19. Si peu de corps valent une parade, même dans les lieux où l’on s’échine à se modeler, que l’on mesure, outre la difficulté d’attirer, l’exception d’un franc désir.

20. Ceux qui plaisent peuvent le savoir, mais être incapables de se comparer.

21. Narcisse n’est pas toujours seul : il peut s’afficher avec le monstre valorisant son éclat. Ce qu’il appelle son genre, ne se définit pas dans les profondeurs du vécu, ni par un renversement paradoxal du laid, mais comme antimiroir.
  Un goût moins égocentrique choisit bien l’anorexie à la Binet ou l’obésité à la Botero ! Ne sait-on pas que de nos jours les canons outragent l’Egalité ?

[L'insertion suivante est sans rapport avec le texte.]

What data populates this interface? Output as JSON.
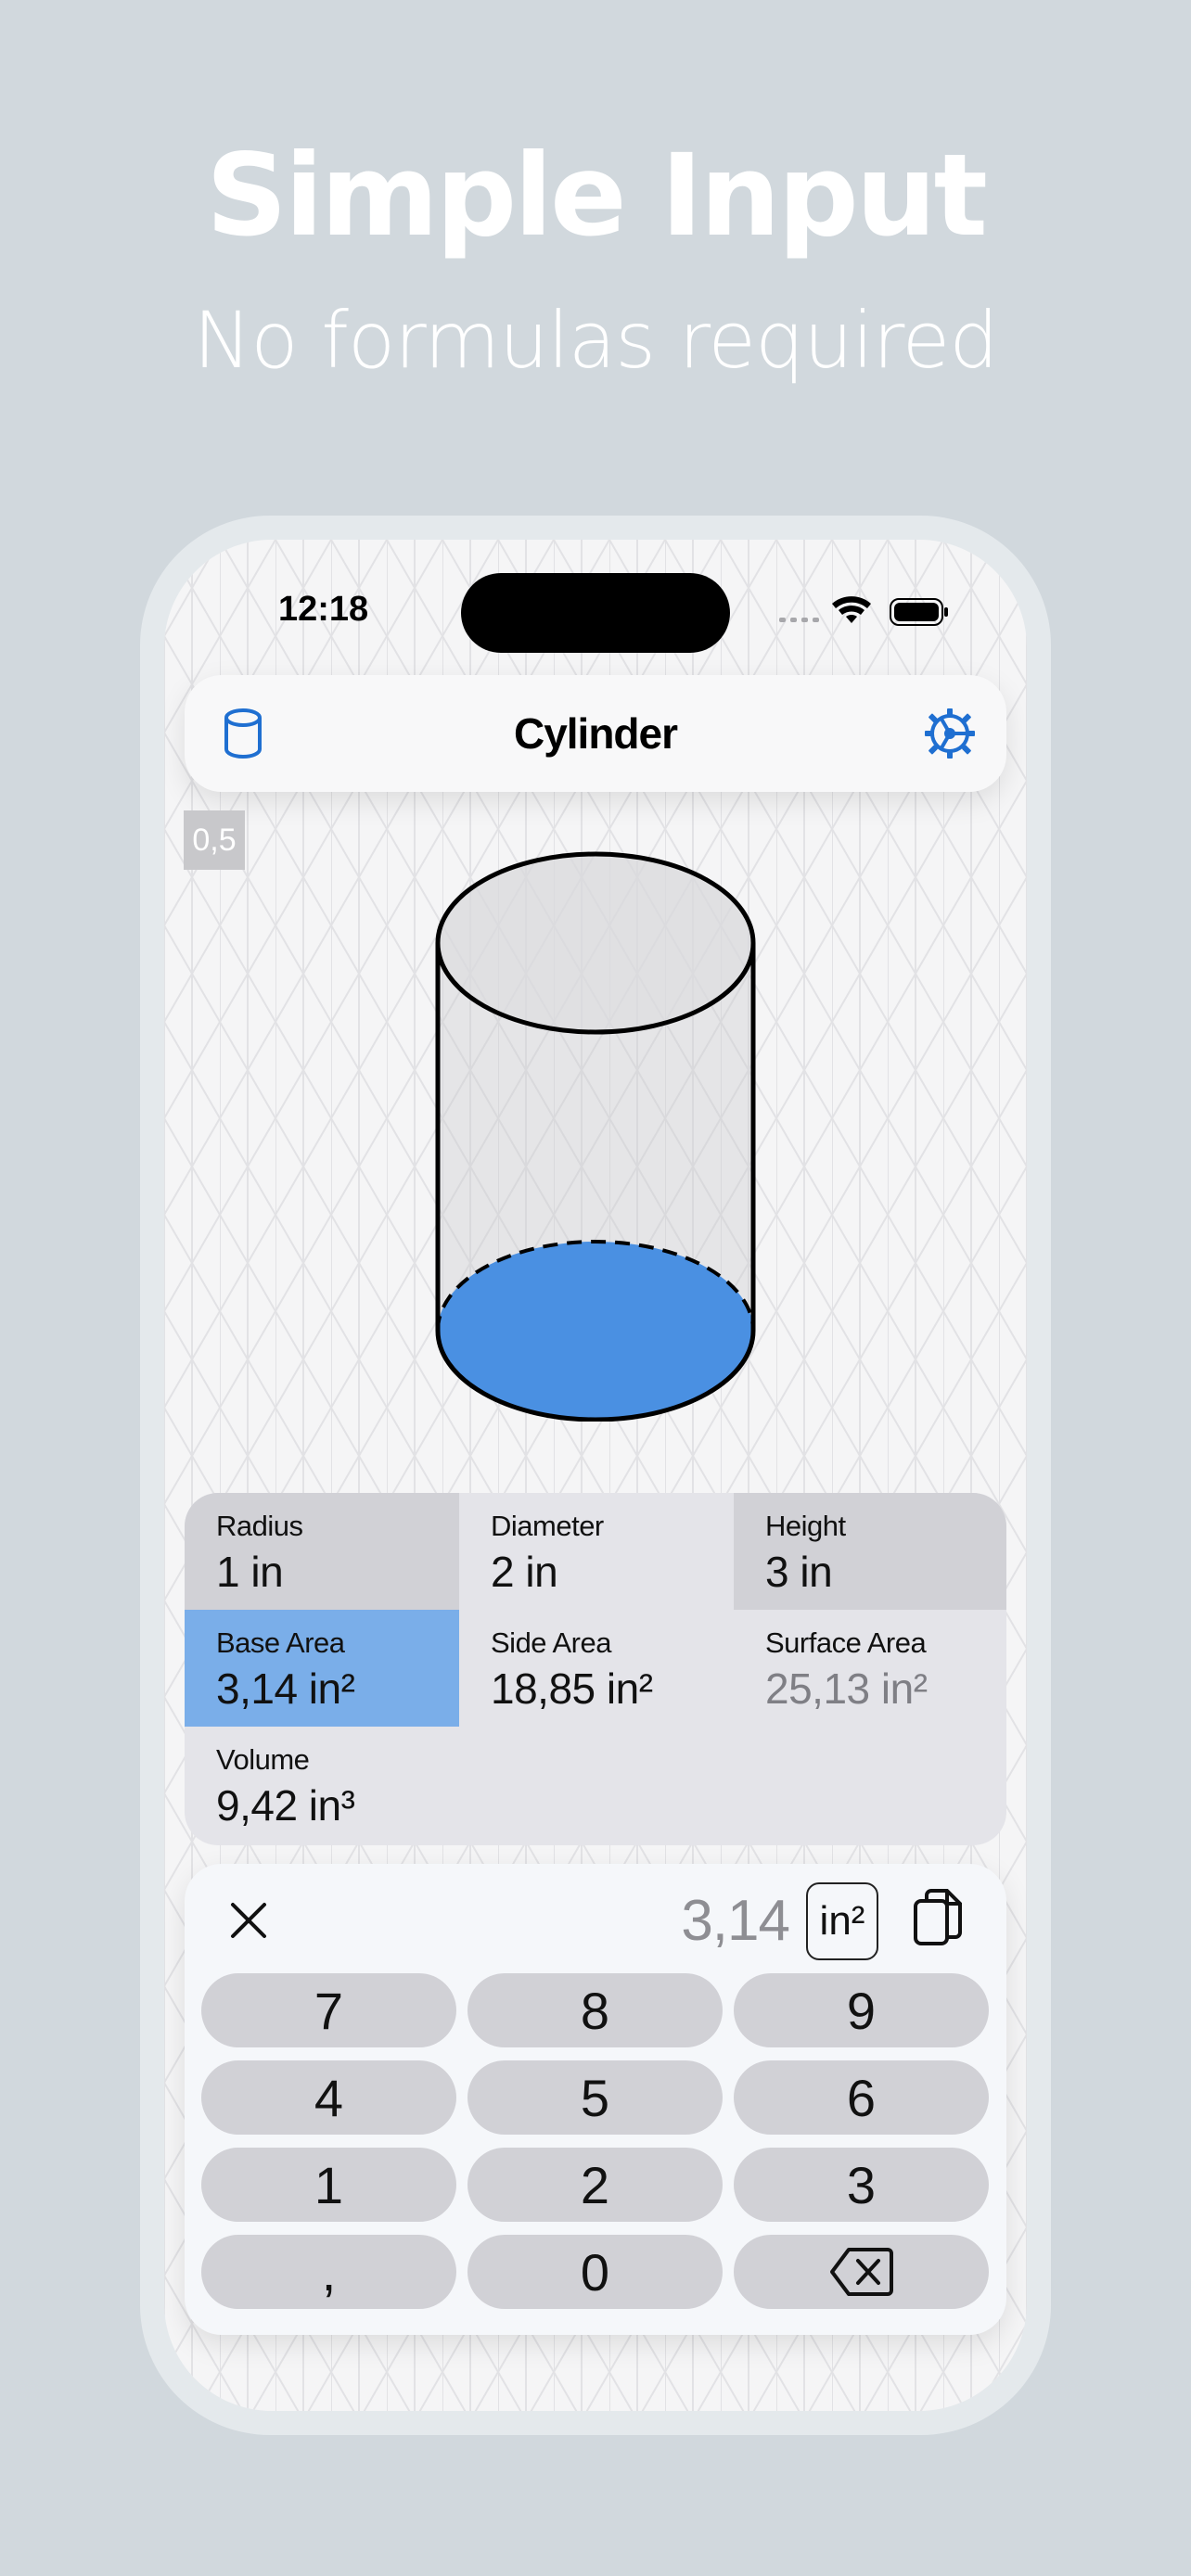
{
  "promo": {
    "headline": "Simple Input",
    "subline": "No formulas required"
  },
  "status_bar": {
    "time": "12:18",
    "icons": [
      "cellular-signal-icon",
      "wifi-icon",
      "battery-icon"
    ]
  },
  "nav": {
    "title": "Cylinder",
    "left_icon": "cylinder-shape-icon",
    "right_icon": "settings-gear-icon"
  },
  "scale_badge": "0,5",
  "figure": {
    "shape": "cylinder",
    "highlight": "base-area",
    "highlight_color": "#4a90e2"
  },
  "values": {
    "radius": {
      "label": "Radius",
      "value": "1 in"
    },
    "diameter": {
      "label": "Diameter",
      "value": "2 in"
    },
    "height": {
      "label": "Height",
      "value": "3 in"
    },
    "base_area": {
      "label": "Base Area",
      "value": "3,14 in²"
    },
    "side_area": {
      "label": "Side Area",
      "value": "18,85 in²"
    },
    "surface_area": {
      "label": "Surface Area",
      "value": "25,13 in²"
    },
    "volume": {
      "label": "Volume",
      "value": "9,42 in³"
    }
  },
  "keypad": {
    "value": "3,14",
    "unit": "in²",
    "keys": {
      "k7": "7",
      "k8": "8",
      "k9": "9",
      "k4": "4",
      "k5": "5",
      "k6": "6",
      "k1": "1",
      "k2": "2",
      "k3": "3",
      "comma": ",",
      "k0": "0"
    },
    "icons": [
      "close-icon",
      "copy-icon",
      "backspace-icon"
    ]
  },
  "colors": {
    "background": "#d1d8dd",
    "accent": "#1f6fd1",
    "selected_cell": "#7aaee9"
  }
}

22. L’esthète se pose en spectateur et, si discret qu’il tâche de rester, oublie qu’il se montre aussi, avec ses attraits et ses irrégularités.
  Qui donc vous admettra en entier ? Qui surtout offrirait son cœur ?

23. La pratique des rencontres exige beaucoup d’efforts : le soin du physique, le souci du code vestimentaire, le culte des loisirs à la mode, l’art de séduire, — sans parler des dépenses et du temps perdu en sorties, en contacts, en négociations. Pour des étreintes réticentes et sans lendemain !

24. Il en est des courbes charnelles comme de la plénitude du style : il faut y ajouter le je ne sais quoi de l’agrément décisif.

25. Un physique seulement passable est écrasé par un heureux faisceau d’avantages : force est de se dire, par bon goût, qu’un tel couple eût manqué d’harmonie.

26. Combien les femmes savent opposer le luxe et l’élégance à la tristesse du cœur !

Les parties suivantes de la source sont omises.